Jeanne Lapointe a été membre de la Commission royale d’enquête sur l’enseignement dans la province de Québec (commission Parent, de 1961 à 1966), dont le rapport, paru en 1964, recommandait notamment le droit pour les filles à une éducation identique à celle des garçons, des classes mixtes et la gratuité scolaire. Il n’était donc pas surprenant de la retrouver un peu plus tard contribuant aux travaux de la Commission royale d’enquête sur la situation de la femme au Canada (commission Bird, de 1967 à 1970). Notons que Simone de Beauvoir a salué le travail et le rapport de la commission Bird.
La carrière universitaire exemplaire de Jeanne Lapointe s’est doublée d’une réelle préoccupation pour les conditions de vie des femmes d’ici et d’ailleurs. La recherche-action féministe, les liens directs entre l’université, la société et les femmes de tous les milieux et de toutes les conditions étaient essentiels à ses yeux.

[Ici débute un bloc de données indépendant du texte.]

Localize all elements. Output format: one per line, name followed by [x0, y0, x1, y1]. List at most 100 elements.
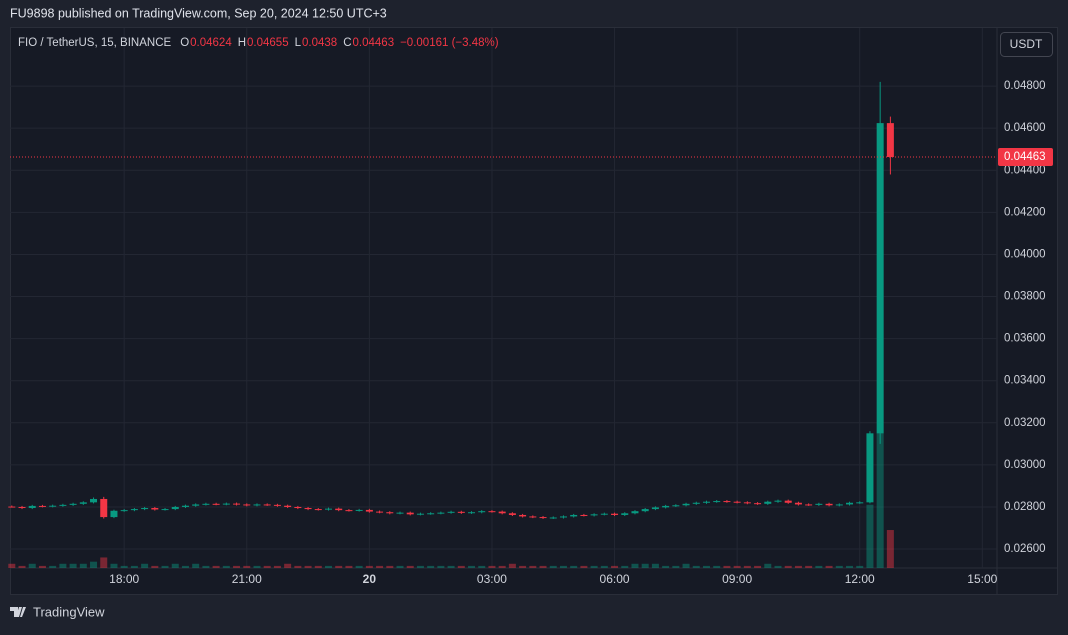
volume-bar — [304, 565, 312, 568]
volume-bar — [866, 504, 874, 568]
candle-body — [18, 506, 26, 509]
candle-body — [120, 510, 128, 512]
candle-body — [212, 503, 220, 505]
volume-bar — [38, 565, 46, 568]
volume-bar — [212, 565, 220, 568]
volume-bar — [18, 565, 26, 568]
volume-bar — [856, 565, 864, 568]
candle-body — [590, 514, 598, 516]
volume-bar — [631, 563, 639, 568]
x-tick-label: 15:00 — [967, 572, 997, 586]
volume-bar — [805, 565, 813, 568]
candle-body — [621, 513, 629, 515]
y-tick-label: 0.04000 — [1004, 248, 1046, 260]
candle-body — [396, 512, 404, 514]
candle-body — [559, 516, 567, 518]
volume-bar — [161, 565, 169, 568]
volume-bar — [222, 565, 230, 568]
candle-body — [498, 511, 506, 514]
candle-body — [110, 510, 118, 518]
volume-bar — [335, 565, 343, 568]
candle-body — [794, 502, 802, 505]
volume-bar — [611, 565, 619, 568]
candle-body — [764, 501, 772, 504]
candle-body — [570, 514, 578, 517]
y-tick-label: 0.03200 — [1004, 417, 1046, 429]
volume-bar — [672, 565, 680, 568]
volume-bar — [233, 565, 241, 568]
volume-bar — [386, 565, 394, 568]
candle-body — [355, 509, 363, 511]
volume-bar — [754, 565, 762, 568]
volume-bar — [8, 563, 16, 568]
y-tick-label: 0.04600 — [1004, 122, 1046, 134]
legend-text: −0.00161 (−3.48%) — [400, 37, 499, 49]
volume-bar — [90, 561, 98, 568]
y-tick-label: 0.04800 — [1004, 80, 1046, 92]
x-tick-label: 06:00 — [600, 572, 630, 586]
volume-bar — [253, 565, 261, 568]
legend-text: 0.04624 — [190, 37, 232, 49]
candle-body — [774, 500, 782, 502]
x-tick-label: 03:00 — [477, 572, 507, 586]
volume-bar — [559, 565, 567, 568]
candle-body — [468, 512, 476, 514]
y-tick-label: 0.03800 — [1004, 291, 1046, 303]
volume-bar — [641, 563, 649, 568]
currency-button[interactable] — [1000, 32, 1053, 57]
y-tick-label: 0.03600 — [1004, 333, 1046, 345]
volume-bar — [355, 565, 363, 568]
volume-bar — [284, 563, 292, 568]
volume-bar — [621, 565, 629, 568]
currency[interactable]: USDT — [1010, 37, 1043, 51]
volume-bar — [846, 565, 854, 568]
legend: FIO / TetherUS, 15, BINANCE O 0.04624 H 0.04… — [18, 37, 499, 49]
candle-body — [304, 508, 312, 510]
candle-body — [600, 513, 608, 515]
candle-body — [702, 501, 710, 503]
candle-body — [692, 502, 700, 504]
candle-body — [314, 509, 322, 511]
volume-bar — [539, 565, 547, 568]
volume-bar — [692, 565, 700, 568]
publisher: FU9898 published on TradingView.com, Sep… — [10, 6, 387, 20]
candle-body — [713, 501, 721, 503]
candle-body — [519, 514, 527, 517]
candle-body — [181, 505, 189, 507]
candle-body — [69, 503, 77, 505]
candle-body — [171, 506, 179, 510]
y-tick-label: 0.04200 — [1004, 206, 1046, 218]
volume-bar — [314, 565, 322, 568]
volume-bar — [151, 565, 159, 568]
volume-bar — [243, 565, 251, 568]
volume-bar — [549, 565, 557, 568]
x-tick-label: 18:00 — [109, 572, 139, 586]
candle-body — [754, 503, 762, 505]
candle-body — [90, 498, 98, 503]
volume-bar — [468, 565, 476, 568]
candle-body — [611, 513, 619, 515]
y-tick-label: 0.02800 — [1004, 501, 1046, 513]
legend-text: 0.04655 — [247, 37, 289, 49]
volume-bar — [427, 565, 435, 568]
candle-body — [529, 516, 537, 518]
y-tick-label: 0.03000 — [1004, 459, 1046, 471]
volume-bar — [28, 563, 36, 568]
candle-body — [784, 500, 792, 503]
candle-body — [263, 504, 271, 506]
legend-text: 0.0438 — [302, 37, 337, 49]
volume-bar — [713, 565, 721, 568]
volume-bar — [365, 565, 373, 568]
candle-body — [324, 508, 332, 510]
volume-bar — [324, 565, 332, 568]
volume-bar — [835, 565, 843, 568]
candle-body — [59, 504, 67, 506]
volume-bar — [181, 565, 189, 568]
candle-body — [743, 502, 751, 504]
volume-bar — [110, 563, 118, 568]
volume-bar — [600, 565, 608, 568]
candle-body — [222, 503, 230, 505]
candle-body — [682, 503, 690, 506]
candle-body — [38, 505, 46, 507]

Son engagement féministe s’est reflété dans ses cours de littérature, ses communications et articles scientifiques, sa participation à des comités, à des commissions, à des groupes de recherche et d’action, mais aussi dans son travail de « mentore » auprès d’écrivaines québécoises aujourd’hui réputées, dans son souci de susciter différentes formes de collaboration, de créer des réseaux internationaux entre écrivaines, théoriciennes, cinéastes, journalistes, politologues, etc.
Au début des années 80, sous l’égide du Conseil de recherches en sciences humaines du Canada (CRSH), Jeanne Lapointe a mené avec Margrit Eichler une étude et une enquête destinées à introduire la variable « sexe » dans toute recherche. La brochure Le traitement objectif des sexes dans la recherche, publiée en 1985 par le CRSH, venait spécifier que la qualité scientifique d’un projet de recherche requiert, entre autres, une absence de préjugés quant à la représentation des situations et des activités sociales et culturelles des femmes et des hommes.
En 1986, le prix GREMF/Elsie-MacGill a été décerné à Jeanne Lapointe pour son engagement féministe et multidisciplinaire. Avec générosité, elle a transféré le montant de son prix dans un fonds destiné aux étudiantes, en vue de récompenser les meilleurs travaux de recherche faits dans une perspective susceptible de favoriser l’évolution des mentalités au sujet des femmes. Depuis 1988, le prix d’excellence GREMF/Elsie-MacGill est remis tous les deux ans.
Jeanne Lapointe s’est éteinte à Québec le 7 janvier 2006. Elle avait tenu à une messe toute simple, privée, sans « honneurs » particuliers. Selon son souhait, une diacre a pu officier; son sermon, poétique et philosophique, portait sur l’Épiphanie.
Un fonds d’archives Jeanne-Lapointe sera officiellement créé à l’Université Laval à l’automne 2006.